His disconcerted gaze met Laura’s. There was no apology in Laura’s look. It was grave, deeply troubled, but quite confident in a divine right to be where she was. She made no polite remarks of an introductory nature.
‘I thought I’d come and tell you,’ she said, ‘that I’m going to have a baby brother.’
‘Oh,’ said Mr Baldock, taken aback.
‘We-ell …’ he said, playing for time. Laura’s face was white and expressionless. ‘That’s news, isn’t it?’ He paused. ‘Are you pleased?’

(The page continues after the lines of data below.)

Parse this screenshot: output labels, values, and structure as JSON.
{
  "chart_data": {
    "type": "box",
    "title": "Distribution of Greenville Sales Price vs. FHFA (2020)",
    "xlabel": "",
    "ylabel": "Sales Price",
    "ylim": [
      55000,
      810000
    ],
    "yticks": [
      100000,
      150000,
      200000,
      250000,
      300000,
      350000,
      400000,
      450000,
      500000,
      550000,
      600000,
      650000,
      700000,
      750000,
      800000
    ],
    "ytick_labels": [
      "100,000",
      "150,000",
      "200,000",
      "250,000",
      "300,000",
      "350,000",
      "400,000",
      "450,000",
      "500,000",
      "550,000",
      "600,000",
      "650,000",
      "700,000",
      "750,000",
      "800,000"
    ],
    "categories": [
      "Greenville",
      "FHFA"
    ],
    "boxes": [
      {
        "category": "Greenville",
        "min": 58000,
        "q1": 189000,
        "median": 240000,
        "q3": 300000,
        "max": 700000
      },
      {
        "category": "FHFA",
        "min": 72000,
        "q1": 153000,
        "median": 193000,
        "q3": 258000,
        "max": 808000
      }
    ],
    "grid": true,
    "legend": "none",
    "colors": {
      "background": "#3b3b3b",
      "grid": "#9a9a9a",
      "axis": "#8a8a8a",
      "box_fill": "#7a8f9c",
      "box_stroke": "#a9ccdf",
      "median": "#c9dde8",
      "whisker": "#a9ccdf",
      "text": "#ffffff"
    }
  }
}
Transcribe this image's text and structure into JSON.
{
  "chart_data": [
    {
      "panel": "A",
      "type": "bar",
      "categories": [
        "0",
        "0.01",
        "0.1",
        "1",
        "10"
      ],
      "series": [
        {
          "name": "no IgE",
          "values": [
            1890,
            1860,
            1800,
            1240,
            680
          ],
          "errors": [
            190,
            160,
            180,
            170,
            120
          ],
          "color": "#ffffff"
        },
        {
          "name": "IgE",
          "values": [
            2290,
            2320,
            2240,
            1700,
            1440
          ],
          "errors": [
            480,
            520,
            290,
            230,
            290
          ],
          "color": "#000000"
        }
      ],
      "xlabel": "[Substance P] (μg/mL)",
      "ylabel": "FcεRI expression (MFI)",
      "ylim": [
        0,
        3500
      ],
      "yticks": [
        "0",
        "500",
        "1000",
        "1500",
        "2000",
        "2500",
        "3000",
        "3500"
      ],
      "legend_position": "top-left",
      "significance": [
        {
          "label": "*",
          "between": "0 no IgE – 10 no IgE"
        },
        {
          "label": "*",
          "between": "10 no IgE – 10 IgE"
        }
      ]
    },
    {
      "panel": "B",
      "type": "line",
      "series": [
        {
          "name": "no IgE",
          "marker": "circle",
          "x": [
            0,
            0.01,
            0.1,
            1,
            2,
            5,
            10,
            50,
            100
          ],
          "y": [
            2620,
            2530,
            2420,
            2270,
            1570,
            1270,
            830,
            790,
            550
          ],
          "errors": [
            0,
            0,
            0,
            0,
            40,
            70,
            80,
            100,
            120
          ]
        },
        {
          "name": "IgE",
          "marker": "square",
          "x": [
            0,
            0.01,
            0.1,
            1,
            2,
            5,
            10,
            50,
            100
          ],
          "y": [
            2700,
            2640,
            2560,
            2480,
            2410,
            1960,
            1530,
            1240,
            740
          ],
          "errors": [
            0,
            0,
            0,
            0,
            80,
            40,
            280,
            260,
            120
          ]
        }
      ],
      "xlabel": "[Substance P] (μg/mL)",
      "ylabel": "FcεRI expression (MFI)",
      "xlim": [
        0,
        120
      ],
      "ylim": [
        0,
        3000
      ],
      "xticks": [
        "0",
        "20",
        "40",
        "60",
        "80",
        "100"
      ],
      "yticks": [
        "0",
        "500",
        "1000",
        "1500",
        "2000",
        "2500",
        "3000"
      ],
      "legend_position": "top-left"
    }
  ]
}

‘No,’ said Laura. ‘I don’t think I am.’
‘Beastly things, babies,’ agreed Mr Baldock sympathetically. ‘No teeth and no hair, and yell their heads off. Their mothers like them, of course, have to—or the poor little brutes would never get looked after, or grow up. But you won’t find it so bad when it’s three or four,’ he added encouragingly. ‘Almost as good as a kitten or a puppy by then.’
‘Charles died,’ said Laura. ‘Do you think it’s likely that my new baby brother may die too?’
He shot her a keen glance, then said firmly:
‘Shouldn’t think so for a moment,’ and added: ‘Lightning never strikes twice.’
‘Cook says that,’ said Laura. ‘It means the same thing doesn’t happen twice?’
‘Quite right.’
‘Charles—’ began Laura, and stopped.
Again Mr Baldock’s glance swept over her quickly.
‘No reason it should be a baby brother,’ he said. ‘Just as likely to be a baby sister.’